5-step Process for Business Transformation and Organizational Stability
During the past few weeks, I’ve spoken with many business leaders in the GCC. The topic on every one’s mind is, of course, the economy and how their business can weather the storm. Many of these executives had read my previous posts on restoring an organizational immune system, and on reducing complexity in key areas to increase business stability. Most of them had the same question: where do we start?
The answer is to start at the top – with those in charge of leading the business. The 5-step process below begins there and provides a roadmap for mobilizing the entire organization in support of transformation. It’s important to realize that business transformation isn’t a miracle cure for all business problems. It’s an ongoing journey and a continuous process. There’s no one end point, but every step you take will be a lifesaver for your company. Here’s how you can make sure you’re moving in the right direction:
Step 1: Mobilize Executive Leadership – Develop the KISS Strategy
Organizational change begins with executive leadership, and the first step is to redefine the organization’s strategy in light of current conditions. Often, strategy begins with an overall financial objective, such as return on investment or capital. These days, a financial goal may not be enough; executives must also devise a strategy that enables the business to adapt quickly to new and often unfamiliar terrain. This means understanding, improving and simplifying processes and infrastructure to make the business more agile. It also means enlisting everyone’s help and challenging them to think differently and creatively about the business.
Step 2: Translate Strategy into Tangible Terms – Create a Balanced Scorecard
The second step is to translate the resulting strategy into tangible terms, and communicate it down the chain of command to the tactical level. One way to do this is to develop a corporate balanced scorecard that defines the strategy from four inter-related perspectives:
- Financial Perspective – What financial objectives must be accomplished to satisfy shareholders?
- Customer Perspective – To achieve the financial objectives, what customer needs must be met?
- Internal Process Perspective – To satisfy both customers and shareholders, what business processes are critical?
- Infrastructure Perspective – To improve and optimize the critical processes, how must the organization be equipped?
Although the Financial and Customer perspectives are developed at a high-level, identifying critical business processes and equipping the organization with an effective infrastructure is accomplished at both the mid-management and employee level.
Step 3: Align Business and Support Units – Cascade Priorities
After you identify the systems and processes that are critical to the success of your business, the third step is to assign metrics, or Performance Indicators (PIs), to the outputs of each core process. For example, if you manufacture products, your core processes are likely marketing and sales, research and development, manufacturing, and purchasing. Each of these processes has certain outputs that should be measured by relevant PIs (e.g., an output of the manufacturing process is the number of units produced, which can be measured for a particular time period to establish a baseline metric).

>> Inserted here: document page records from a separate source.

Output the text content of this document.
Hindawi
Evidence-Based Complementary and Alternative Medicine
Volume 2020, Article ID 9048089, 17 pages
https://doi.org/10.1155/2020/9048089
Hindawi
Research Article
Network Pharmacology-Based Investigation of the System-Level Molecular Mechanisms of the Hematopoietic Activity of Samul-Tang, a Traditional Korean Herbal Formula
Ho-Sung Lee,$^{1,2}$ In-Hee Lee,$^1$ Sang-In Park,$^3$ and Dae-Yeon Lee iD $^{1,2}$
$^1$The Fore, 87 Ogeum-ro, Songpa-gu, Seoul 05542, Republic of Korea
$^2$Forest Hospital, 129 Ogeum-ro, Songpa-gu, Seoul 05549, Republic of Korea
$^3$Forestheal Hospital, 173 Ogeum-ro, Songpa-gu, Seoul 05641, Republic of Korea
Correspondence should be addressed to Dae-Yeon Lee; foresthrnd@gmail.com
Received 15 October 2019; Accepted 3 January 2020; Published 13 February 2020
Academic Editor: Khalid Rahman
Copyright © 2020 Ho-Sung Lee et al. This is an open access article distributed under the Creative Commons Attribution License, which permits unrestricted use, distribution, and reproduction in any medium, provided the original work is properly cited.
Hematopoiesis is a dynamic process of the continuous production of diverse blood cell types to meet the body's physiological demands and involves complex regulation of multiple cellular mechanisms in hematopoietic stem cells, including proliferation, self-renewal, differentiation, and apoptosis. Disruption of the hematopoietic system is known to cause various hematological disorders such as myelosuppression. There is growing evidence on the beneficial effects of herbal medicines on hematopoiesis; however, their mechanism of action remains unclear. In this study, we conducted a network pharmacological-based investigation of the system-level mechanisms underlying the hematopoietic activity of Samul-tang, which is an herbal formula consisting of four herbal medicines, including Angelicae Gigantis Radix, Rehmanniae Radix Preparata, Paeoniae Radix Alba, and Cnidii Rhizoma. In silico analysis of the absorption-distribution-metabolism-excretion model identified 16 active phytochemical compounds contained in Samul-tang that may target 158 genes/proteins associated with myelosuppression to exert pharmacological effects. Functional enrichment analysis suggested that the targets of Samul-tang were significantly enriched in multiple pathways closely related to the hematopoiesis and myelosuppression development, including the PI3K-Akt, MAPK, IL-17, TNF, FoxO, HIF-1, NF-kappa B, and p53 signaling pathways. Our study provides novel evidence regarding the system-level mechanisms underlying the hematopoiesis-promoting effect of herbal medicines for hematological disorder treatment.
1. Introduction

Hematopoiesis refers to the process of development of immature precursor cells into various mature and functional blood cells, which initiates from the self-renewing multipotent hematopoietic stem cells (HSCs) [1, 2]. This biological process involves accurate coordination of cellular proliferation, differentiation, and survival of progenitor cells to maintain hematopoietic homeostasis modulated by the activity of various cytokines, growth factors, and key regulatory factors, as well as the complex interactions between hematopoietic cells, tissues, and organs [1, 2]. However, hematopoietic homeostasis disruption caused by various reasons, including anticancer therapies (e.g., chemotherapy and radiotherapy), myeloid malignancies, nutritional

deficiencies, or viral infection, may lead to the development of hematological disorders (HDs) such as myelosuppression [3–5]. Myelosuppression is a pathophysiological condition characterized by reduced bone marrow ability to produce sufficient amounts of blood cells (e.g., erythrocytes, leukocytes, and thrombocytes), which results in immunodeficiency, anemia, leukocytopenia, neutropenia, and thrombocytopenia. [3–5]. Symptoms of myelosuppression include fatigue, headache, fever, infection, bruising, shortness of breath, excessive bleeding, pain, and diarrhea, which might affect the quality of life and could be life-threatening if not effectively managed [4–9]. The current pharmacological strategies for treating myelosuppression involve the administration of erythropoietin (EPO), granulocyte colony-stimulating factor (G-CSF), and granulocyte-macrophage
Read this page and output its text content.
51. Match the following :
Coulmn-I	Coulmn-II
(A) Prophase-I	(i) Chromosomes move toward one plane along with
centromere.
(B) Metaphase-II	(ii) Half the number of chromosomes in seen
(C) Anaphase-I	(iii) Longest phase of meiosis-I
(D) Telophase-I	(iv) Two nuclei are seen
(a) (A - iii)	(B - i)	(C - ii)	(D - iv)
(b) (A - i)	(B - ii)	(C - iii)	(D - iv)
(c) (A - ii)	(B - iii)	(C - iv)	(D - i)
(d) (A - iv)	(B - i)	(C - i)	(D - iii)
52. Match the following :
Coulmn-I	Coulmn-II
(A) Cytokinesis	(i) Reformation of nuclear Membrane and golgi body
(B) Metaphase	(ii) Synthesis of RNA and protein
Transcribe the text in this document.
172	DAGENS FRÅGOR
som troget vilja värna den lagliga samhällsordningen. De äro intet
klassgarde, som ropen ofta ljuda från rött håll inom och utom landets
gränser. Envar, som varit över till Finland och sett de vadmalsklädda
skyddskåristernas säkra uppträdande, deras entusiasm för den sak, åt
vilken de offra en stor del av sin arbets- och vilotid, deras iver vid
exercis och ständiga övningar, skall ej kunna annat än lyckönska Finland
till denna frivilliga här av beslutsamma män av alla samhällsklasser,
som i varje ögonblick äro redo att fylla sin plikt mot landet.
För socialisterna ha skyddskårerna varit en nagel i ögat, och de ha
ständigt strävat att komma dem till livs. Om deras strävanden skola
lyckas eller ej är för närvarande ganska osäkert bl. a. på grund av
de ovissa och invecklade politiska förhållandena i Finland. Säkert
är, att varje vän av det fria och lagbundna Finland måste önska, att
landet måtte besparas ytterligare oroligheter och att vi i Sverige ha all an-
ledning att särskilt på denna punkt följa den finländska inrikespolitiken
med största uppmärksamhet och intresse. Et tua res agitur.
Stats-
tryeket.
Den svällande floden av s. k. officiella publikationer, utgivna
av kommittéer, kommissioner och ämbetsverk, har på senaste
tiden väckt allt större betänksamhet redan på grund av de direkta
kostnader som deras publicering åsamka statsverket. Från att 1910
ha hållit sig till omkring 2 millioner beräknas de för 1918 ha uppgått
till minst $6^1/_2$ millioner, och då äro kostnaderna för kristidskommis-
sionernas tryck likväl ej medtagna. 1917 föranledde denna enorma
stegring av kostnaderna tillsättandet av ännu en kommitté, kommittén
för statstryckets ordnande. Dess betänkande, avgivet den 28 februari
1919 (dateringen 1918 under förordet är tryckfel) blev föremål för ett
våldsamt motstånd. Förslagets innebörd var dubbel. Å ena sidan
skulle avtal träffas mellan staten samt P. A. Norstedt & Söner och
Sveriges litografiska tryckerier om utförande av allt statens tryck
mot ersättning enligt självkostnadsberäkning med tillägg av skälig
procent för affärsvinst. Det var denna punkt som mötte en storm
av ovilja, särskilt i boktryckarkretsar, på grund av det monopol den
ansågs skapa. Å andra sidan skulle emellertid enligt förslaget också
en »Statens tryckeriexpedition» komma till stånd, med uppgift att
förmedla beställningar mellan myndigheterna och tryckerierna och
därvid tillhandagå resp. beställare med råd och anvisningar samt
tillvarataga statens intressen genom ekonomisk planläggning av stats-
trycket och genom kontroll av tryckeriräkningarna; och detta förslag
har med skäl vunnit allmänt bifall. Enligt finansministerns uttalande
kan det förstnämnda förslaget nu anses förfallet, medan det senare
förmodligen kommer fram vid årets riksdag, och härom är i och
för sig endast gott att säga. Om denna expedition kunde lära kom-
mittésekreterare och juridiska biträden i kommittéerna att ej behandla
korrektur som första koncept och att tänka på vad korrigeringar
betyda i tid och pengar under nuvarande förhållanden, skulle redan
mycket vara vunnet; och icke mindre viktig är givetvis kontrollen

The same logic applies to transactional organizations, such as hospitals, government agencies, banks, hotels, etc. The outputs of a service-based process may be less tangible, but they can and should be measured to track whether the organization is achieving optimal service levels.
In either case, the trick to aligning infrastructure and processes with strategy is to identify and monitor the metrics, or Performance Indicators (PIs), that support the organization’s strategic goals (e.g., Key Performance Indicators, or KPIs).
Step 4: Motivate Teams for Effective Implementation: Link and Reward Performance
We can’t forget the people component of all this, which is the fourth step. From the CEO to the executive team, mid-managers to project owners, leaders must be able to convey the overall strategy and supporting objectives in a manner that empowers the rest of the organization. This calls for more than simply managing the performance of others. It means guiding direct reports through activities and projects that will enable the organization to meet specific goals, while still maintaining daily operations. This requires an array of leadership skills, such as the ability to take action, provide direction, identify and eliminate distractions, motivate others and facilitate team success.
Leaders must also empower their best and brightest employees to become experts at understanding, improving and simplifying the organization’s core processes. Money and time must be set aside for training and professional development in the areas of Performance Excellence (e.g., Lean Six Sigma), innovation and leadership development. It’s not enough to send a few employees to training and then expect them to make change happen from the bottom up. The commitment to process improvement and organizational stability must be supported from the top and thoughtfully deployed throughout the organization.
Step 5: Strive for Perfection – Repeat the 5-step Strategic Process
Finally, this cycle of transformation must be integrated into the organization and embodied at every level. Go beyond these steps as a one-time checklist, and make the continual pursuit of perfection your goal. The hardest part is getting started. Once employees see how their contribution can make a difference, and management begins to see the positive effect on the company’s bottom line, a powerful momentum will motivate change. With each cycle of this five-step process, your organization will become healthier and more stable.
Kamal Hassan is President and CEO of Innovation 360 Institute, and is responsible for leading the company’s global operations and customer acquisition.